In this lab, we will learn how to use AWS Glue to create a data pipeline.
Overview
- S3
- Source data
- Glue
- Create crawler to retrieve the metadata
- Create a table
- Athena
- Query the data through the Glue table
1. Text Editor – Create a CSV file
Using any text editor, create a “people.csv” file.
firstName,lastName,age
Paul,Henderson,20
Grace,Carr,32
Julia,Jackson,14
Alexandra,May,43
Anna,Jones,29
2. S3 – Create a bucket and upload the CSV file
- Click “Create bucket”
- Bucket name: any unique name like “my-bucket-2023-12-25“
- Accept all defaults -> It creates a bucket with no public access.
- Click “Create bucket“
- Click the bucket name in the list
- Click “Upload“
- Click “Add files” and select “people.csv“
- Click “Upload“
3. Glue – Create a Crawler
- Click “Crawlers” on the left pane
- Click “Create crawler”
- Properties
- Name: “People-Crawler“
- Data source
- Already mapped to tables: “Not yet“
- Click “Add a data source”
- Data source: “S3“
- Network connection: empty
- Location of S3 data: “In this account“
- S3 path: Click “Browse” and select the one you created such as “s3://my-bucket-2023-12-25“
- Subsequent crawlers runs: “Crawl all sub-folders“
- Click “Add an S3 data source“
- Security settings
- Click “Create new IAM role“
- Name: “AWSGlueServiceRole-People“
- Click “Create“
- Output and scheduling
- Target database
- Click “Add database“
- Name: “people“
- Click “Create database“
- Select the “people” database
- Schedule
- Frequency: “On demand“
- Target database
- Review and create
- Click “Create crawler“
- Properties
4. IAM – Check the Role
- Click “Roles” on the left pane
- Search “Glue“
- Click “AWSGlueServiceRole-People“
5. Glue – Run crawler
- Click “Crawlers” on the left pane
- Click “People-Crawler“
- Click “Run crawler”
- Check the status until it says “Completed“
6. Glue – Check Database table in the Data Catalog
- Click “Databases” on the left pane
- Click the “people” database
- You can see the table. If not, click the refresh button.
- Click the table name
- You can see the meta data and the schema of the table.
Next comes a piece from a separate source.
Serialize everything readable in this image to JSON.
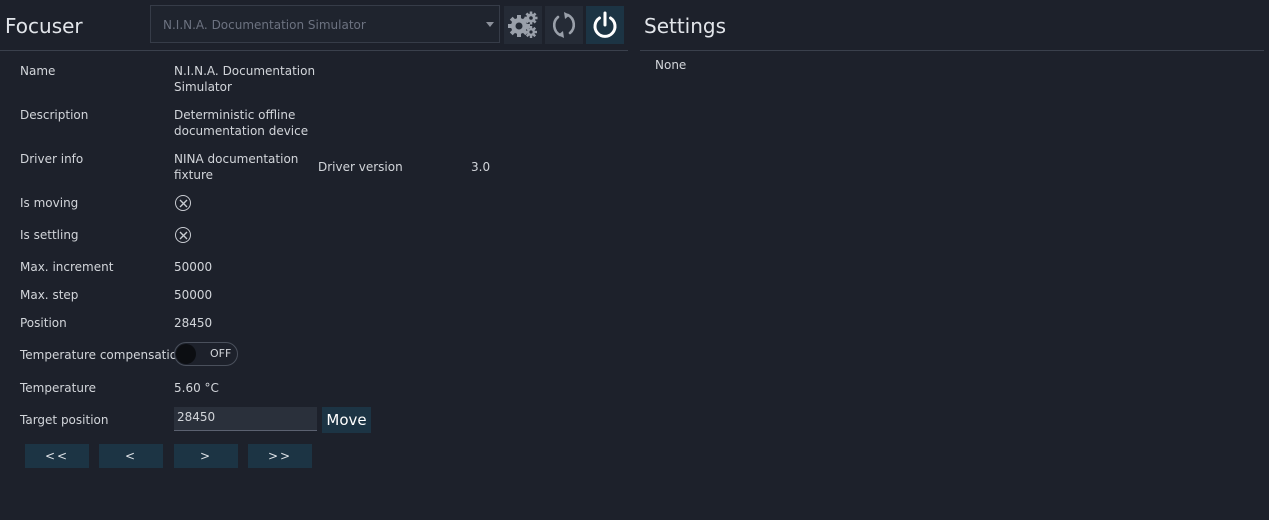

7. Athena – Query data via Glue table
- Click “Launch query editor”
- Data source: “AwsDataCatalog“
- Database: “people“
- Table: “my_bucket_2023_12_25” or what you created
- Query: Use the query below
- Click “Run“
SELECT firstname, lastname, age
FROM people.my_bucket_2023_12_25
8. S3 – Create a bucket for output
- Click “Create bucket”
- Bucket name: any unique name like “my-bucket-2023-12-25-output“
- Accept all defaults -> It creates a bucket with no public access.
- Click “Create bucket“
9. Glue – Create a Job
- Click “Jobs” on the left pane
- Create job: “Visual with a source and target”
- Source: “S3“
- Target: “S3“
- Click “Create“
- Visual Tab
- Click “Source”
- Check “Data Catalog table“
- Database “people“
- Table “my_bucket_2023_12_25” or what you created
- Click “Transform – ApplyMapping”
- Node Properties
- Node Type: “SQL Query“
- Transform
- Use the query below
- Output schema
- Click “Edit”
- fullname, string
- age, long
- Click “Apply“
- Click “Edit”
- Node Properties
- Click “Target”
- Format: “CSV“
- Compression: “None“
- S3: Browse and select it “s3://my-bucket-2023-12-25-output“
- Click “Source”
- Job details Table
- Name: “PeopleDataJob“
- IAM Role: Select the one you created before “AWSGlueServiceRole-People“
- Under the “Advanced properties”
- Script filename: “PeopleDataJob.py“
- Click “Save“
- Click “Run”
- Check the Run status
select CONCAT(firstname, ' ', lastname) AS fullname, age from myDataSource
10. S3 – Check the output file
- Go to the S3 bucket “my-bucket-2023-12-25-output“
- Check the file exists
- Click “Download” to download the file
fullname,age
"Paul Henderson",20
"Grace Carr",32
"Julia Jackson",14
"Alexandra May",43
"Anna Jones",29